Jamais tu ne le vis au coin d’un carrefour
Appeler les passants, « faire de la réclame ! »
Non ! C’était un poëte épanchant sa belle âme
En magnifiques vers, purement, simplement,
Chantant le lis candide et le clair firmament ;
Et dans ces jours brumeux où l’ignoble ironie
S’admire en insultant chaque jour le génie,
Il inclinait son front olympien devant
Le Maître qu’il avait connu soleil levant
Et qu’il servit toujours d’une foi si profonde.
Oh ! comme les hideurs banales de ce monde
Disparaissaient devant Théophile Gautier !

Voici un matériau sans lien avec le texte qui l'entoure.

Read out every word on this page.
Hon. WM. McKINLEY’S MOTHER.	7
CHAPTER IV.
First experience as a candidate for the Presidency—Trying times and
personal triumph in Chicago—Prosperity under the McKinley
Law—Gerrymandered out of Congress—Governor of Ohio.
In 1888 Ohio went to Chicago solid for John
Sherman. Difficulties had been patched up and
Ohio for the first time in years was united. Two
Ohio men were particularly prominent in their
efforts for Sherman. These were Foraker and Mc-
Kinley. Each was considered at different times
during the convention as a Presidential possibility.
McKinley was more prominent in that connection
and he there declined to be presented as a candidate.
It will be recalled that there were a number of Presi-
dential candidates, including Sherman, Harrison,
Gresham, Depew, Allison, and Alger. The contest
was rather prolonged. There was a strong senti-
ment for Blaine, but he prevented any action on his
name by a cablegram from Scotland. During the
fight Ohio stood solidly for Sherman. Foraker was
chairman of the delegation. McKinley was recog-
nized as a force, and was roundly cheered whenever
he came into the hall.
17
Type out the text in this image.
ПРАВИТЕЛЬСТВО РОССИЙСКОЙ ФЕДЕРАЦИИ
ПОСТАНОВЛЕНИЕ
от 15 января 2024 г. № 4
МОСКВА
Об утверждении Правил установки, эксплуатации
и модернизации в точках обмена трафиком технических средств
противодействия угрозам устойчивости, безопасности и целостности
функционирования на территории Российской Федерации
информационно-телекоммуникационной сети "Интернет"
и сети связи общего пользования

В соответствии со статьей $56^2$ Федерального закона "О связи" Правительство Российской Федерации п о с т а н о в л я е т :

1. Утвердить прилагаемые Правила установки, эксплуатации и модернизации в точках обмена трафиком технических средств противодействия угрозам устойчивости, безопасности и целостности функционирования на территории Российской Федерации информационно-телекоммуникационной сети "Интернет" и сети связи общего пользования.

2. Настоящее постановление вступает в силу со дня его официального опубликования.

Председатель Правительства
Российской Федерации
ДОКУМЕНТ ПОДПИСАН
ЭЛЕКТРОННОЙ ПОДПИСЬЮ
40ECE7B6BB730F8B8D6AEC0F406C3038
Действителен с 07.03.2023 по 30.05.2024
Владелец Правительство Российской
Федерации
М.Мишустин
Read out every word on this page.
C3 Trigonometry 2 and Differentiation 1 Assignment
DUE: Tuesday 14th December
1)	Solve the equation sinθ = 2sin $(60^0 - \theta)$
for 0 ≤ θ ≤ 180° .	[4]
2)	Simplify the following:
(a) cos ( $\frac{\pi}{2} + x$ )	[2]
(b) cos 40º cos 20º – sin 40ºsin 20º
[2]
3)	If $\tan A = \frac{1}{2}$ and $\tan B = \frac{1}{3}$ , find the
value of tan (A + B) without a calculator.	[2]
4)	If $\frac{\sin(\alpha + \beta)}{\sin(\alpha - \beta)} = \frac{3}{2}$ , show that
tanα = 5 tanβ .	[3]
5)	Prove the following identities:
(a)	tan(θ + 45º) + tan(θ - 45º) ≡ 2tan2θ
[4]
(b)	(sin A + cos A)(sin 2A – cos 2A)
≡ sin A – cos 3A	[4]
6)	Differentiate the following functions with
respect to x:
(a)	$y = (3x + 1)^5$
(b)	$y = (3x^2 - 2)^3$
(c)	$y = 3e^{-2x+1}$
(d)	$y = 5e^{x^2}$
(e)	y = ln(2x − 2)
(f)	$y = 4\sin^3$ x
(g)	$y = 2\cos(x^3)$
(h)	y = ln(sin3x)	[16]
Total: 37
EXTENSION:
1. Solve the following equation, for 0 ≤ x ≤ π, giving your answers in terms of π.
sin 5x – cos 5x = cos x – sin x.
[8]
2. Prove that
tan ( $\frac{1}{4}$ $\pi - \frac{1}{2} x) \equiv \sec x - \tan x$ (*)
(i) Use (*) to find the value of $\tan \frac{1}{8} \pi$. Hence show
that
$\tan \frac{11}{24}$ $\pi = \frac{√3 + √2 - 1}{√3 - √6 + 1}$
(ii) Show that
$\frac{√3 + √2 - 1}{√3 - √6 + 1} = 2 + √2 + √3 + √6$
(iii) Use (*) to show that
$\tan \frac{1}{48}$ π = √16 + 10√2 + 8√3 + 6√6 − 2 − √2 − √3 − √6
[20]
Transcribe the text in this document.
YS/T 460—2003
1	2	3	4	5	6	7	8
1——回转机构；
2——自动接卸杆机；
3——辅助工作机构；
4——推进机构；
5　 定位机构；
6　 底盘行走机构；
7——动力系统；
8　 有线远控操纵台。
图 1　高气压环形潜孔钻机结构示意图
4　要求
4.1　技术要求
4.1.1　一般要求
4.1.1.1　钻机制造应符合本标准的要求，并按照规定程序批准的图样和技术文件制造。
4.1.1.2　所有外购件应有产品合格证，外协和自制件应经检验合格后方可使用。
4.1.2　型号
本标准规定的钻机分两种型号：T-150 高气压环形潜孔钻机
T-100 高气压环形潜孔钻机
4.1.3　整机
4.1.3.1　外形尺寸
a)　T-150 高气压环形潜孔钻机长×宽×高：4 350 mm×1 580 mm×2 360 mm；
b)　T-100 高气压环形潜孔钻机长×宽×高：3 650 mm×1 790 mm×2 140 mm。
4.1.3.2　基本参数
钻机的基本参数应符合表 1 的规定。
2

Dévouant au seul art tout son cœur en entier,
Comme ce grand poëte était bon et sensible !
Quand il passait ainsi qu’un beau lion paisible,
On eût cru voir marcher un sage de ces temps
Où la Lyre apaisait la fureur des Autans ;
Et l’on croyait ouïr chanter une sirène
Quand en perles tombait sa voix douce et sereine.

Ah ! parce qu’on a ri, parce que l’on rira
De ceux que le laurier verdissant attira,
Parce qu’il faudra bien toujours qu’un imbécile
Soit là pour accomplir cette tâche facile
D’ameuter le public contre les fronts hautains,
Poëtes, bénissons largement nos destins :
Tout est beau, tout est bien et mon âme est en joie !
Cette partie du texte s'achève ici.